Don't worry, we make up for that by having very few refugees. Our policy on that is one of the tightest in the world. Sure, we are #11 on the list of # of refugees, but bottom half of the list when you look at refugees per resident. https://en.wikipedia.org/wiki/...
And the laws aren't nearly as permissive as you state, or we'd have the millions of illegals be millions of immigrants. There's a difference. You can't have it both ways. If we are so permissive, why are there so many millions that are "illegal"?
And I use "immigration" loosely. We should have 5 million migrant worker visas to pass out to Mexicans and others who want to work seasonal labor in the US. Often they would rather work a season, then go to Mexico until the next season, but they can't because crossing the border is too hard.

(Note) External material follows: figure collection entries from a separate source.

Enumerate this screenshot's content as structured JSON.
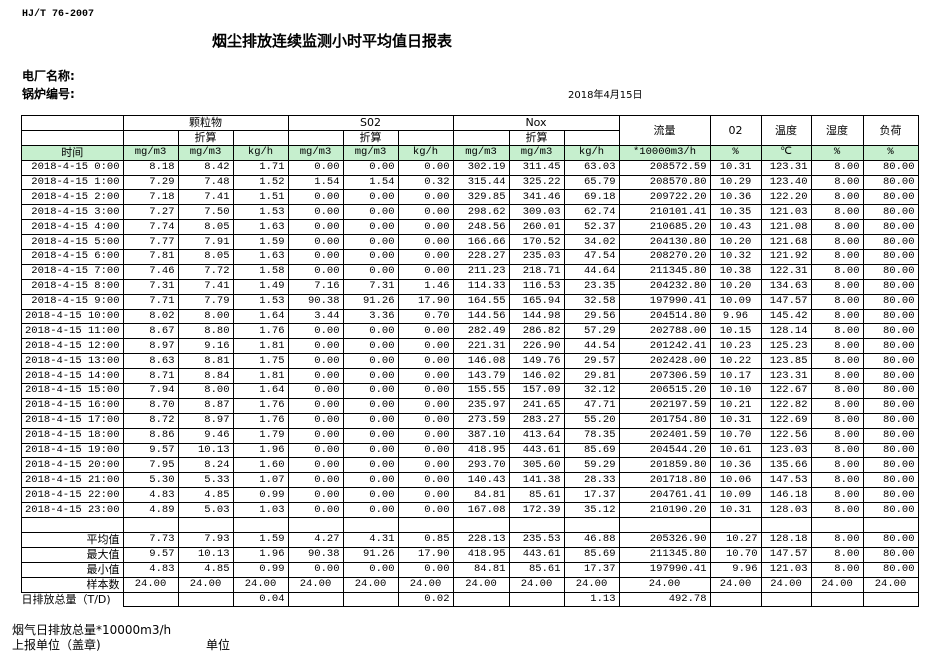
{
  "header": {
    "standard": "HJ/T  76-2007",
    "title": "烟尘排放连续监测小时平均值日报表",
    "plant_label": "电厂名称:",
    "boiler_label": "锅炉编号:",
    "date": "2018年4月15日"
  },
  "table": {
    "groups": [
      "颗粒物",
      "S02",
      "Nox"
    ],
    "converted_label": "折算",
    "single_columns": [
      "流量",
      "02",
      "温度",
      "湿度",
      "负荷"
    ],
    "time_label": "时间",
    "units": [
      "mg/m3",
      "mg/m3",
      "kg/h",
      "mg/m3",
      "mg/m3",
      "kg/h",
      "mg/m3",
      "mg/m3",
      "kg/h",
      "*10000m3/h",
      "%",
      "℃",
      "%",
      "%"
    ],
    "rows": [
      [
        "2018-4-15 0:00",
        "8.18",
        "8.42",
        "1.71",
        "0.00",
        "0.00",
        "0.00",
        "302.19",
        "311.45",
        "63.03",
        "208572.59",
        "10.31",
        "123.31",
        "8.00",
        "80.00"
      ],
      [
        "2018-4-15 1:00",
        "7.29",
        "7.48",
        "1.52",
        "1.54",
        "1.54",
        "0.32",
        "315.44",
        "325.22",
        "65.79",
        "208570.80",
        "10.29",
        "123.40",
        "8.00",
        "80.00"
      ],
      [
        "2018-4-15 2:00",
        "7.18",
        "7.41",
        "1.51",
        "0.00",
        "0.00",
        "0.00",
        "329.85",
        "341.46",
        "69.18",
        "209722.20",
        "10.36",
        "122.20",
        "8.00",
        "80.00"
      ],
      [
        "2018-4-15 3:00",
        "7.27",
        "7.50",
        "1.53",
        "0.00",
        "0.00",
        "0.00",
        "298.62",
        "309.03",
        "62.74",
        "210101.41",
        "10.35",
        "121.03",
        "8.00",
        "80.00"
      ],
      [
        "2018-4-15 4:00",
        "7.74",
        "8.05",
        "1.63",
        "0.00",
        "0.00",
        "0.00",
        "248.56",
        "260.01",
        "52.37",
        "210685.20",
        "10.43",
        "121.08",
        "8.00",
        "80.00"
      ],
      [
        "2018-4-15 5:00",
        "7.77",
        "7.91",
        "1.59",
        "0.00",
        "0.00",
        "0.00",
        "166.66",
        "170.52",
        "34.02",
        "204130.80",
        "10.20",
        "121.68",
        "8.00",
        "80.00"
      ],
      [
        "2018-4-15 6:00",
        "7.81",
        "8.05",
        "1.63",
        "0.00",
        "0.00",
        "0.00",
        "228.27",
        "235.03",
        "47.54",
        "208270.20",
        "10.32",
        "121.92",
        "8.00",
        "80.00"
      ],
      [
        "2018-4-15 7:00",
        "7.46",
        "7.72",
        "1.58",
        "0.00",
        "0.00",
        "0.00",
        "211.23",
        "218.71",
        "44.64",
        "211345.80",
        "10.38",
        "122.31",
        "8.00",
        "80.00"
      ],
      [
        "2018-4-15 8:00",
        "7.31",
        "7.41",
        "1.49",
        "7.16",
        "7.31",
        "1.46",
        "114.33",
        "116.53",
        "23.35",
        "204232.80",
        "10.20",
        "134.63",
        "8.00",
        "80.00"
      ],
      [
        "2018-4-15 9:00",
        "7.71",
        "7.79",
        "1.53",
        "90.38",
        "91.26",
        "17.90",
        "164.55",
        "165.94",
        "32.58",
        "197990.41",
        "10.09",
        "147.57",
        "8.00",
        "80.00"
      ],
      [
        "2018-4-15 10:00",
        "8.02",
        "8.00",
        "1.64",
        "3.44",
        "3.36",
        "0.70",
        "144.56",
        "144.98",
        "29.56",
        "204514.80",
        "9.96",
        "145.42",
        "8.00",
        "80.00"
      ],
      [
        "2018-4-15 11:00",
        "8.67",
        "8.80",
        "1.76",
        "0.00",
        "0.00",
        "0.00",
        "282.49",
        "286.82",
        "57.29",
        "202788.00",
        "10.15",
        "128.14",
        "8.00",
        "80.00"
      ],
      [
        "2018-4-15 12:00",
        "8.97",
        "9.16",
        "1.81",
        "0.00",
        "0.00",
        "0.00",
        "221.31",
        "226.90",
        "44.54",
        "201242.41",
        "10.23",
        "125.23",
        "8.00",
        "80.00"
      ],
      [
        "2018-4-15 13:00",
        "8.63",
        "8.81",
        "1.75",
        "0.00",
        "0.00",
        "0.00",
        "146.08",
        "149.76",
        "29.57",
        "202428.00",
        "10.22",
        "123.85",
        "8.00",
        "80.00"
      ],
      [
        "2018-4-15 14:00",
        "8.71",
        "8.84",
        "1.81",
        "0.00",
        "0.00",
        "0.00",
        "143.79",
        "146.02",
        "29.81",
        "207306.59",
        "10.17",
        "123.31",
        "8.00",
        "80.00"
      ],
      [
        "2018-4-15 15:00",
        "7.94",
        "8.00",
        "1.64",
        "0.00",
        "0.00",
        "0.00",
        "155.55",
        "157.09",
        "32.12",
        "206515.20",
        "10.10",
        "122.67",
        "8.00",
        "80.00"
      ],
      [
        "2018-4-15 16:00",
        "8.70",
        "8.87",
        "1.76",
        "0.00",
        "0.00",
        "0.00",
        "235.97",
        "241.65",
        "47.71",
        "202197.59",
        "10.21",
        "122.82",
        "8.00",
        "80.00"
      ],
      [
        "2018-4-15 17:00",
        "8.72",
        "8.97",
        "1.76",
        "0.00",
        "0.00",
        "0.00",
        "273.59",
        "283.27",
        "55.20",
        "201754.80",
        "10.31",
        "122.69",
        "8.00",
        "80.00"
      ],
      [
        "2018-4-15 18:00",
        "8.86",
        "9.46",
        "1.79",
        "0.00",
        "0.00",
        "0.00",
        "387.10",
        "413.64",
        "78.35",
        "202401.59",
        "10.70",
        "122.56",
        "8.00",
        "80.00"
      ],
      [
        "2018-4-15 19:00",
        "9.57",
        "10.13",
        "1.96",
        "0.00",
        "0.00",
        "0.00",
        "418.95",
        "443.61",
        "85.69",
        "204544.20",
        "10.61",
        "123.03",
        "8.00",
        "80.00"
      ],
      [
        "2018-4-15 20:00",
        "7.95",
        "8.24",
        "1.60",
        "0.00",
        "0.00",
        "0.00",
        "293.70",
        "305.60",
        "59.29",
        "201859.80",
        "10.36",
        "135.66",
        "8.00",
        "80.00"
      ],
      [
        "2018-4-15 21:00",
        "5.30",
        "5.33",
        "1.07",
        "0.00",
        "0.00",
        "0.00",
        "140.43",
        "141.38",
        "28.33",
        "201718.80",
        "10.06",
        "147.53",
        "8.00",
        "80.00"
      ],
      [
        "2018-4-15 22:00",
        "4.83",
        "4.85",
        "0.99",
        "0.00",
        "0.00",
        "0.00",
        "84.81",
        "85.61",
        "17.37",
        "204761.41",
        "10.09",
        "146.18",
        "8.00",
        "80.00"
      ],
      [
        "2018-4-15 23:00",
        "4.89",
        "5.03",
        "1.03",
        "0.00",
        "0.00",
        "0.00",
        "167.08",
        "172.39",
        "35.12",
        "210190.20",
        "10.31",
        "128.03",
        "8.00",
        "80.00"
      ]
    ],
    "summary": [
      [
        "平均值",
        "7.73",
        "7.93",
        "1.59",
        "4.27",
        "4.31",
        "0.85",
        "228.13",
        "235.53",
        "46.88",
        "205326.90",
        "10.27",
        "128.18",
        "8.00",
        "80.00"
      ],
      [
        "最大值",
        "9.57",
        "10.13",
        "1.96",
        "90.38",
        "91.26",
        "17.90",
        "418.95",
        "443.61",
        "85.69",
        "211345.80",
        "10.70",
        "147.57",
        "8.00",
        "80.00"
      ],
      [
        "最小值",
        "4.83",
        "4.85",
        "0.99",
        "0.00",
        "0.00",
        "0.00",
        "84.81",
        "85.61",
        "17.37",
        "197990.41",
        "9.96",
        "121.03",
        "8.00",
        "80.00"
      ],
      [
        "样本数",
        "24.00",
        "24.00",
        "24.00",
        "24.00",
        "24.00",
        "24.00",
        "24.00",
        "24.00",
        "24.00",
        "24.00",
        "24.00",
        "24.00",
        "24.00",
        "24.00"
      ]
    ],
    "total": [
      "日排放总量（T/D)",
      "",
      "",
      "0.04",
      "",
      "",
      "0.02",
      "",
      "",
      "1.13",
      "492.78",
      "",
      "",
      "",
      ""
    ]
  },
  "footer": {
    "flue_gas_total": "烟气日排放总量*10000m3/h",
    "reporting_unit": "上报单位（盖章)",
    "unit": "单位"
  },
  "colors": {
    "units_row_bg": "#c6efce"
  }
}
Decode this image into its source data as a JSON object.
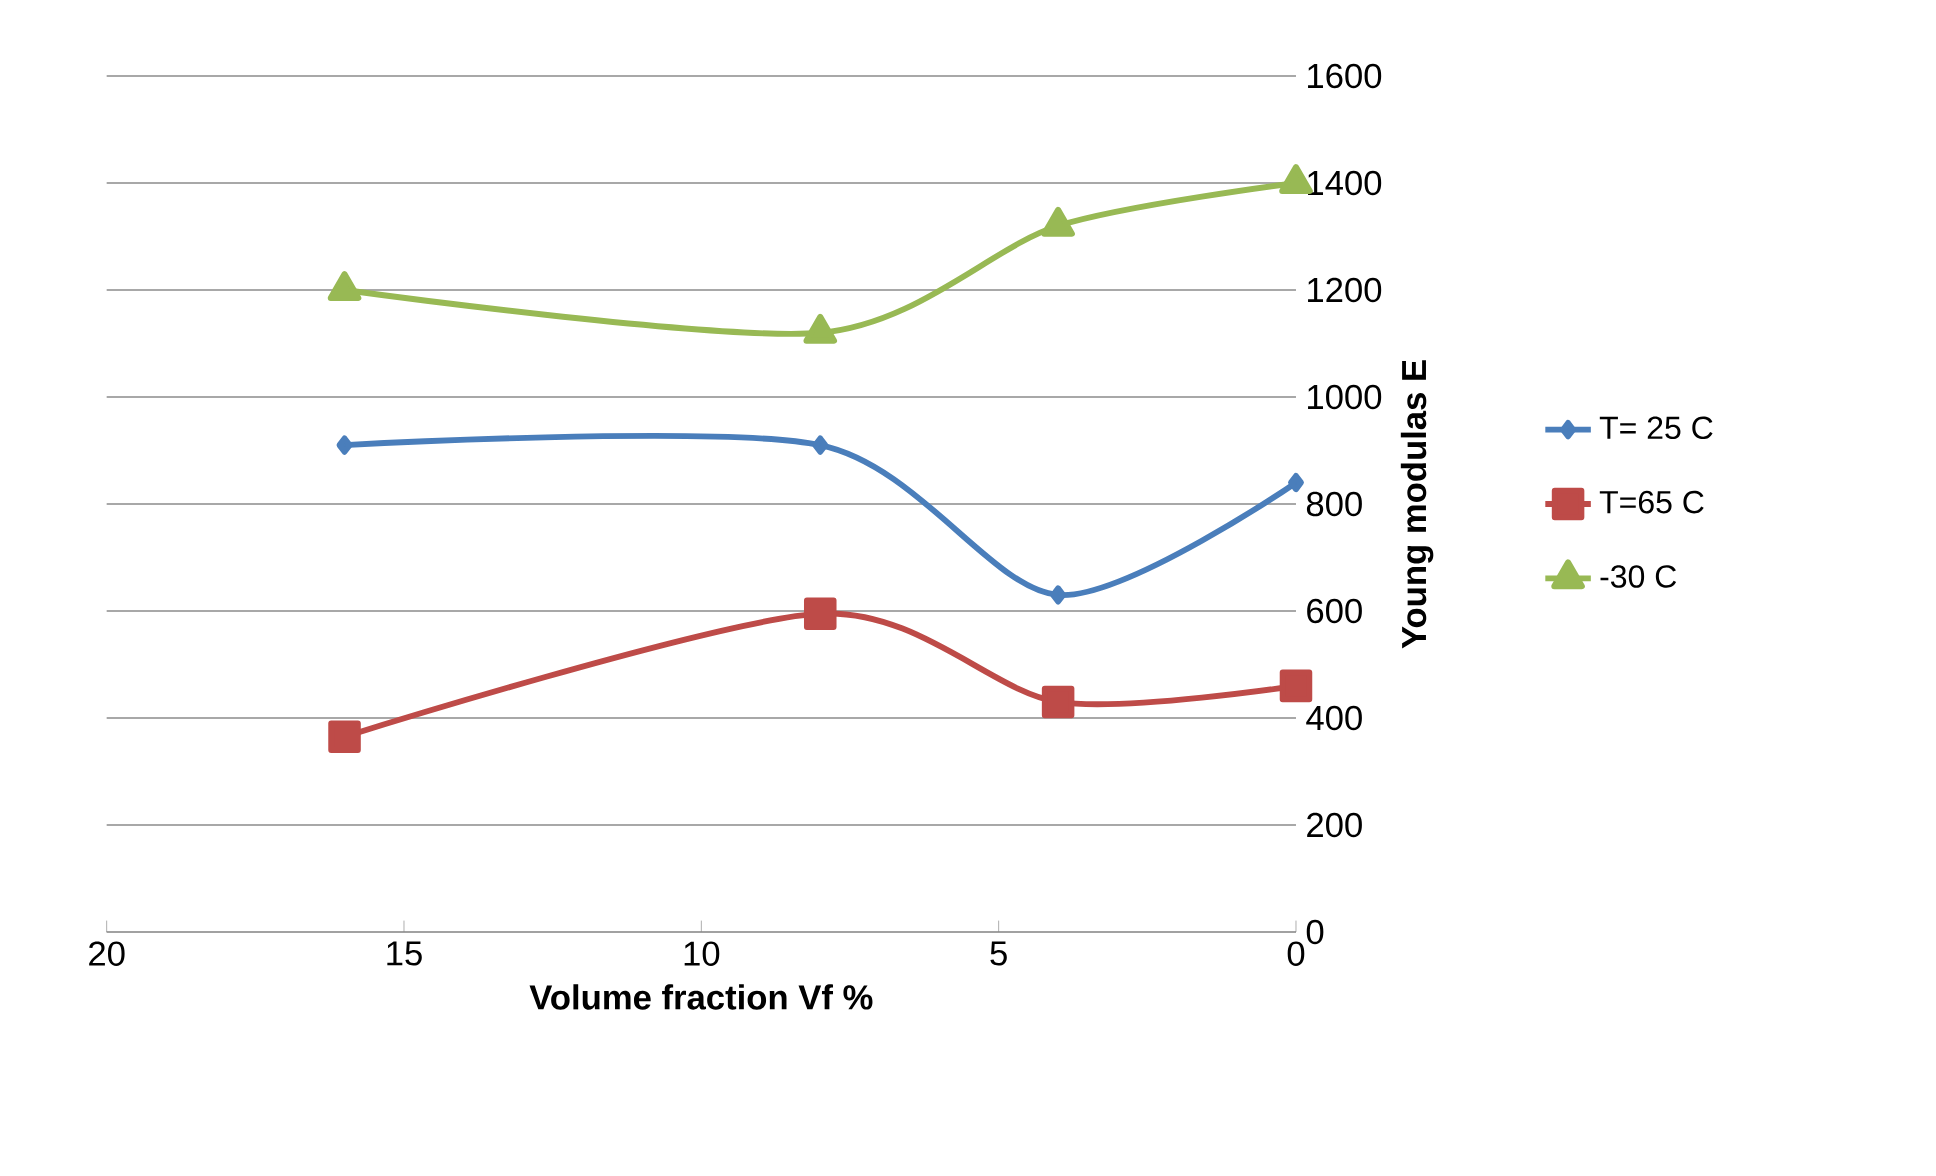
{
  "chart_data": {
    "type": "line",
    "xlabel": "Volume fraction Vf %",
    "ylabel": "Young modulas E",
    "x": [
      16,
      8,
      4,
      0
    ],
    "series": [
      {
        "name": "T= 25 C",
        "color": "#4a7ebb",
        "marker": "diamond",
        "values": [
          910,
          910,
          630,
          840
        ]
      },
      {
        "name": "T=65 C",
        "color": "#be4b48",
        "marker": "square",
        "values": [
          365,
          595,
          430,
          460
        ]
      },
      {
        "name": "-30 C",
        "color": "#98b954",
        "marker": "triangle",
        "values": [
          1200,
          1120,
          1320,
          1400
        ]
      }
    ],
    "xlim": [
      20,
      0
    ],
    "xticks": [
      20,
      15,
      10,
      5,
      0
    ],
    "ylim": [
      0,
      1600
    ],
    "yticks": [
      0,
      200,
      400,
      600,
      800,
      1000,
      1200,
      1400,
      1600
    ],
    "grid": "y",
    "legend": "right",
    "line_style": "solid"
  }
}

So our unwillingness to issue visas causes illegal immigration that would otherwise be a temporary work trip. The current political climate refuses to recognize the difference between immigrant and non-immigrant visas. Someone with an H1-B can't live in the US indefinitely. So it's not a "immigration" issue. It's a work-visa issue.
And plenty of places around the world have work visas for high-demand jobs. They just have those jobs generally listed as skilled jobs. In the US, our work demand is mostly for unskilled labor. So our rules are no better. Our standards no higher. It's just the jobs we need the most help with are "lower".